Objetivo


sexta-feira, 27 de janeiro de 2017

HOMOLOGAÇÃO PERIGOSA NA LAVA JATO

Lava Jato precisa ser defendida com mais
ênfase pelos brasileiros
Se esta homologação for feita por sorteio, e por infelicidade cair nas mãos de Ricardo  Lewandowski ou Dias Tófili, e mesmo de Gilmar Mendes, a Lava-Jato certamente estará em perigo.

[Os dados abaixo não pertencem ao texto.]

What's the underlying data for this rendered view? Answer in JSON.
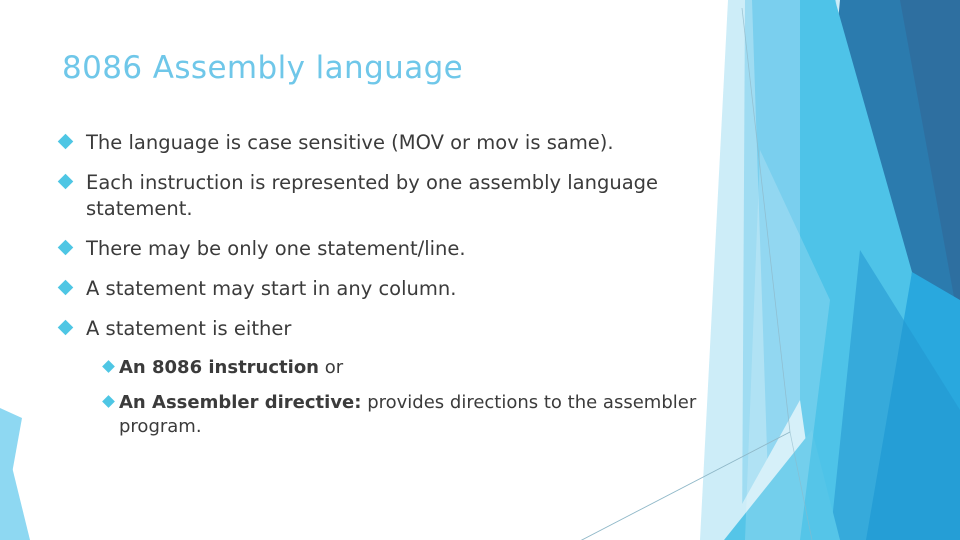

O ideal para muitos juristas é que a presidente do STF, Carmem Lúcia assuma pelo menos a homologação da colaboração do Marcelo Odebrecht, que está preso, e deixe as demais para sorteio entre os membros da chamada Segunda Turma do STF.
Sabe-se que o pior ainda precisa ser decidido que será  a escolha do relator, o homem que vai herdar todos os processos que estavam nas mãos do Teori Zavascki. Ai  a Lava Jato corre mais perigo ainda de sofrer desvirtuamento ou mesmo atraso caso caia nas mãos de determinados ministros.
Dizem que o  mais próximo do Teori Zavascki, e que teria mais isenção de conduzir a relatoria da Lava Jato, seria o ministro Luiz Fachin, outros no entanto, torcem o nariz quando se fala no nome deste ministro.Para isto o Fachin teria que passar da Primeira Turma para a Segunda onde trabalhava o ministro falecido Teori Zavascki.
 Na verdade a Lava Jato corre perigo de perder força diante desta tragédia que foi a morte do Teori Zavascki. Este também, sofria muitas críticas por demorar com os processos que envolvem o Renan Calheiros, e de ter evitado a prisão do Lula naquele episódio que a Dilma o nomeou ministro para ele ter foro privilegiado.

FUGITIVO
Uma parceria perigosa e prejudicial ao Brasil 
Também, existe outra grande expectativa envolvendo a Lava Jato  que é se o empresário Eike Batista vai ser preso ou não pela Interpol. Inexplicavelmente, às vésperas de ser  preso ele viajou furtivamente para New York usando o passaporte alemão, já que tem dupla cidadania, porque sua mãe era alemã.
Caso  já esteja na Alemanha dizem que será muito difícil a sua prisão porque o Brasil não tem acordo de extradição assinado com a Alemanha.
Esta seria a segunda vez que Eike Batista deixa o país às vésperas de uma operação policial envolvendo o seu nome. Quando  foi citado no envolvimento com a propina ligada ao ex-governador do Rio de Janeiro, Sérgio Cabral  também teria estranhamente se ausentado do país. Depois se apresentou "espontaneamente", contou algumas coisas inclusive envolvendo o ex-ministro petista Guido Mantega, da Fazenda, Mas, teria ocultado muita coisa, daí a sua prisão ter sido decretada agora.
Vamos aguardar a próxima semana que também será de grandes emoções.